Over Christmas a neighbor tells me his Wheel Horse 416-8
model 3116083 serial 1030465 with Toro power plus engine
model P216G-I/10976C serial K903743050 tractor won't 
start without ether in carb or (get this) blowing into gas tank
with mouth. While blowing into tank a sound of fuel is made by
carb. Once the tractor starts & is run it can be shut off & restarted
up 8 hrs. before it won't start again. When it starts it runs fine.
The choke is working. A new pulse fuel pump has be installed.
Air has been blowed from fuel filter to fuel tank OK. A fuel 
shut off is installed between carb & fuel filter & closed when
tractor is stopped. I told him to disconnect fuel hose at carb 
& crank engine & see how much fuel pumps out. 
It's COLD here so he may not work on it right now. 
The carb is probably the problem but it runs so well when it starts.
Any suggestions ? 
Thanks


----------



## BigT (Sep 15, 2014)

Hello power48, welcome to the forum.

Sounds like a simple fuel supply problem. Flow check the fuel system starting at the fuel tank. A hose may have degraded and is coming apart internally, blocking flow. The fuel pump is between the tank and filter...right?? Some of these filters require fuel pump pressure to operate. The fuel shut-off is manual or solenoid actuated??


----------



## power48 (Aug 3, 2015)

*416-8 fuel*

The fuel hose goes from fuel tank - in line fuel filter - manual shut off valve - 
pulse fuel pump - carb. I agree there may be a bad fuel hose. The engine
runs OK when it is running with no problem like any fuel shortage. So maybe
the first thing would be to install new fuel hoses. If he tries to check fuel
output with hose disconnected at the carb while cranking engine, that
may show him the problem. I will post more after he tries that.
Thanks for the reply & any other suggestions anyone has.


----------



## harry16 (Dec 8, 2011)

If all else fails, you might try removing the fuel filter (as a temporary measure only) and see if it'll start & run better. Some fuel filters are designed to pass fuel under pump pressure, and I don't know how they will do under pump suction. It may act as a restriction to flow the way it is rigged up. 

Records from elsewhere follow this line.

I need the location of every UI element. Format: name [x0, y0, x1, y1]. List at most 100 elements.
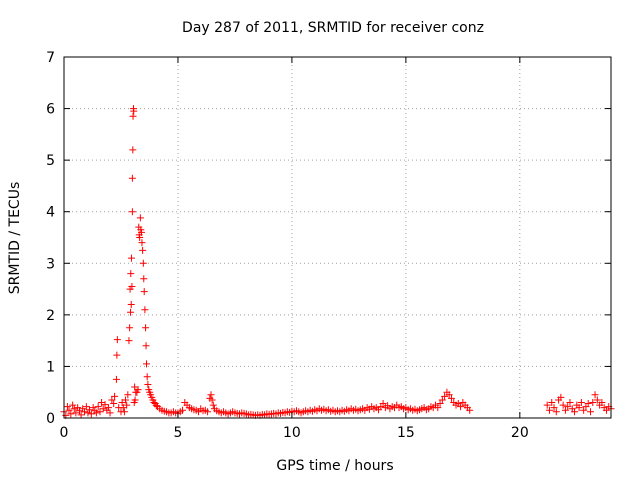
- data-point: [140, 275, 148, 283]
- data-point: [589, 399, 597, 407]
- data-point: [77, 411, 85, 419]
- x-tick-label: 5: [173, 425, 182, 441]
- data-point: [112, 375, 120, 383]
- data-point: [79, 405, 87, 413]
- data-point: [108, 396, 116, 404]
- grid-lines: [64, 57, 611, 418]
- data-point: [86, 406, 94, 414]
- data-point: [122, 396, 130, 404]
- data-point: [127, 301, 135, 309]
- data-point: [101, 401, 109, 409]
- data-point: [571, 408, 579, 416]
- data-point: [602, 406, 610, 414]
- y-tick-label: 2: [46, 308, 55, 324]
- data-point: [65, 406, 73, 414]
- data-point: [129, 146, 137, 154]
- y-tick-label: 7: [46, 50, 55, 66]
- data-point: [120, 408, 128, 416]
- data-point: [550, 404, 558, 412]
- data-point: [577, 399, 585, 407]
- data-point: [94, 403, 102, 411]
- data-point: [566, 399, 574, 407]
- data-point: [591, 391, 599, 399]
- y-tick-label: 3: [46, 256, 55, 272]
- x-tick-labels: 0 5 10 15 20: [60, 425, 529, 441]
- data-point: [438, 396, 446, 404]
- data-point: [209, 401, 217, 409]
- data-point: [138, 239, 146, 247]
- y-tick-label: 1: [46, 359, 55, 375]
- data-point: [106, 409, 114, 417]
- data-point: [125, 337, 133, 345]
- data-point: [136, 234, 144, 241]
- plot-frame: [63, 56, 612, 419]
- data-point: [545, 406, 553, 414]
- data-point: [207, 391, 215, 399]
- data-point: [559, 401, 567, 409]
- data-point: [142, 324, 150, 332]
- data-point: [131, 396, 139, 404]
- x-tick-label: 20: [511, 425, 529, 441]
- y-tick-label: 0: [46, 411, 55, 427]
- data-point: [99, 405, 107, 413]
- data-point: [447, 394, 455, 402]
- data-point: [561, 406, 569, 414]
- data-point: [72, 409, 80, 417]
- y-tick-label: 5: [46, 153, 55, 169]
- data-points: [60, 105, 615, 419]
- data-point: [63, 403, 71, 411]
- data-point: [74, 404, 82, 412]
- data-point: [111, 392, 119, 400]
- data-point: [128, 282, 136, 290]
- data-point: [179, 406, 187, 414]
- data-point: [140, 288, 148, 296]
- data-point: [84, 409, 92, 417]
- data-point: [136, 214, 144, 222]
- data-point: [141, 306, 149, 314]
- data-point: [598, 399, 606, 407]
- data-point: [130, 107, 138, 115]
- data-point: [128, 174, 136, 182]
- data-point: [564, 403, 572, 411]
- x-tick-label: 10: [283, 425, 301, 441]
- data-point: [92, 409, 100, 417]
- data-point: [379, 400, 387, 408]
- data-point: [69, 401, 77, 409]
- data-point: [143, 373, 151, 381]
- data-point: [143, 360, 151, 368]
- data-point: [441, 392, 449, 400]
- y-tick-label: 4: [46, 205, 55, 221]
- data-point: [70, 405, 78, 413]
- data-point: [204, 408, 212, 416]
- y-tick-labels: 0 1 2 3 4 5 6 7: [46, 50, 55, 427]
- data-point: [152, 402, 160, 410]
- data-point: [127, 308, 135, 316]
- data-point: [466, 406, 474, 414]
- data-point: [134, 386, 142, 394]
- y-axis-label: SRMTID / TECUs: [7, 182, 23, 295]
- data-point: [552, 408, 560, 416]
- axis-ticks: [63, 56, 611, 419]
- data-point: [96, 408, 104, 416]
- x-tick-label: 0: [60, 425, 69, 441]
- data-point: [82, 403, 90, 411]
- data-point: [557, 393, 565, 401]
- data-point: [584, 400, 592, 408]
- data-point: [110, 400, 118, 408]
- data-point: [139, 259, 147, 267]
- data-point: [580, 406, 588, 414]
- data-point: [124, 391, 132, 399]
- data-point: [126, 324, 134, 332]
- x-tick-label: 15: [397, 425, 415, 441]
- data-point: [543, 401, 551, 409]
- y-tick-label: 6: [46, 102, 55, 118]
- data-point: [586, 408, 594, 416]
- data-point: [87, 410, 95, 418]
- data-point: [144, 380, 152, 388]
- data-point: [128, 208, 136, 216]
- data-point: [104, 404, 112, 412]
- data-point: [457, 403, 465, 411]
- data-point: [139, 246, 147, 254]
- data-point: [67, 410, 75, 418]
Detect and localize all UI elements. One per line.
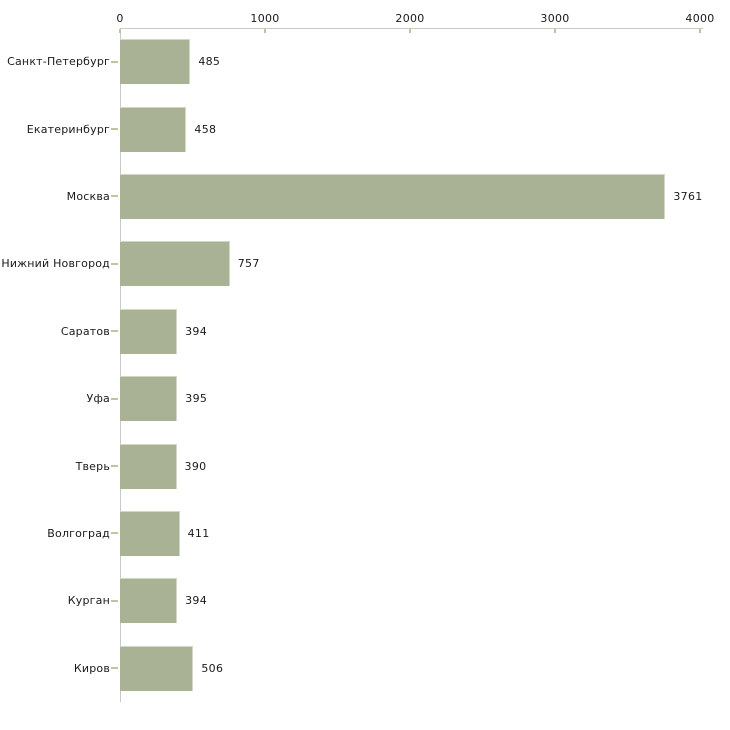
bar (120, 106, 187, 152)
bar-row: Екатеринбург 458 (0, 95, 730, 162)
bar (120, 308, 178, 354)
bar (120, 241, 230, 287)
value-label: 411 (187, 526, 210, 540)
category-tick-mark (111, 532, 118, 535)
bar-row: Санкт-Петербург 485 (0, 28, 730, 95)
x-tick-mark (409, 29, 411, 33)
x-tick-mark (699, 29, 701, 33)
value-label: 485 (198, 55, 221, 69)
value-label: 394 (185, 324, 208, 338)
value-label: 394 (185, 594, 208, 608)
category-tick-mark (111, 128, 118, 131)
category-tick-mark (111, 667, 118, 670)
plot-area: Санкт-Петербург 485 Екатеринбург 458 Москва 3… (0, 28, 730, 702)
x-tick-mark (264, 29, 266, 33)
category-tick-mark (111, 330, 118, 333)
bar (120, 39, 191, 85)
value-label: 458 (194, 122, 217, 136)
x-axis-line (120, 28, 703, 29)
x-tick-label: 1000 (250, 12, 280, 25)
category-label: Уфа (86, 392, 110, 406)
category-label: Москва (66, 189, 110, 203)
bar (120, 578, 178, 624)
x-tick-label: 3000 (540, 12, 570, 25)
x-tick-mark (554, 29, 556, 33)
category-label: Санкт-Петербург (7, 55, 110, 69)
value-label: 506 (201, 661, 224, 675)
bar-row: Курган 394 (0, 567, 730, 634)
bar-row: Уфа 395 (0, 365, 730, 432)
x-tick-label: 0 (116, 12, 124, 25)
category-tick-mark (111, 262, 118, 265)
bar (120, 376, 178, 422)
category-label: Киров (73, 661, 110, 675)
category-label: Нижний Новгород (1, 257, 110, 271)
x-tick-mark (119, 29, 121, 33)
category-tick-mark (111, 599, 118, 602)
category-label: Курган (67, 594, 110, 608)
bar-row: Саратов 394 (0, 298, 730, 365)
bar-row: Нижний Новгород 757 (0, 230, 730, 297)
bar-row: Киров 506 (0, 635, 730, 702)
category-label: Волгоград (47, 526, 110, 540)
x-tick-label: 4000 (685, 12, 715, 25)
value-label: 395 (185, 392, 208, 406)
category-tick-mark (111, 465, 118, 468)
bar-row: Тверь 390 (0, 432, 730, 499)
bar (120, 443, 177, 489)
y-axis-line (120, 28, 121, 702)
bar-row: Волгоград 411 (0, 500, 730, 567)
bar (120, 645, 194, 691)
value-label: 757 (237, 257, 260, 271)
bar (120, 173, 666, 219)
value-label: 390 (184, 459, 207, 473)
value-label: 3761 (673, 189, 703, 203)
bar-row: Москва 3761 (0, 163, 730, 230)
category-label: Тверь (75, 459, 110, 473)
category-label: Саратов (60, 324, 110, 338)
category-tick-mark (111, 397, 118, 400)
category-tick-mark (111, 60, 118, 63)
category-label: Екатеринбург (26, 122, 110, 136)
x-tick-label: 2000 (395, 12, 425, 25)
category-tick-mark (111, 195, 118, 198)
bar (120, 510, 180, 556)
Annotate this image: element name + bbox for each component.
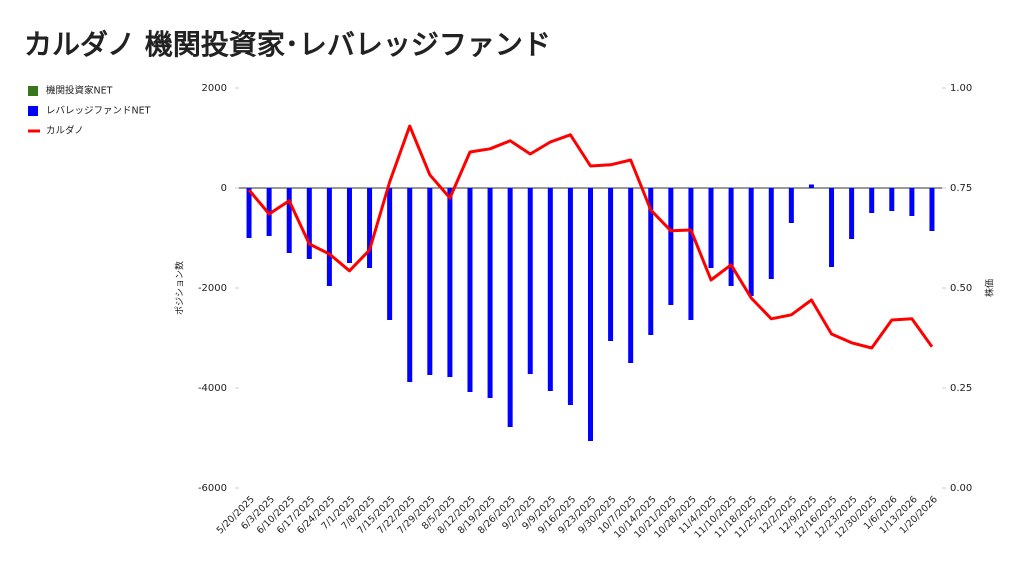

You know, my mower has an ornery starting engine, and the fuel filter is before the pump....Hmmmm. Maybe I better check my own!


----------



## power48 (Aug 3, 2015)

*416-8 fuel problem*

I'll pass that information along to my neighbor.
I was thinking the same thing. I'm reminded of
working on a car years ago & changing the fuel
filter located in the carb inlet fuel line. It ran
before I changed the filter but would not start
after I put new filter in. I removed the new filter
& pushed on the spring loaded rubber seal. It was 
stuck & took some pressure to free it up. I don't 
think the in line filter has a check valve like that 
on this tractor but you never know if it is letting
fuel through with only suction.


----------



## z445guy (Mar 10, 2017)

Power48 also look at the fuel tank cap if the vents not working it could do the same thing yoyrs neighbors is doing


----------



## power48 (Aug 3, 2015)

My neighbor replaced the fuel hose from the tank to fuel filter & says it starts every time now.


----------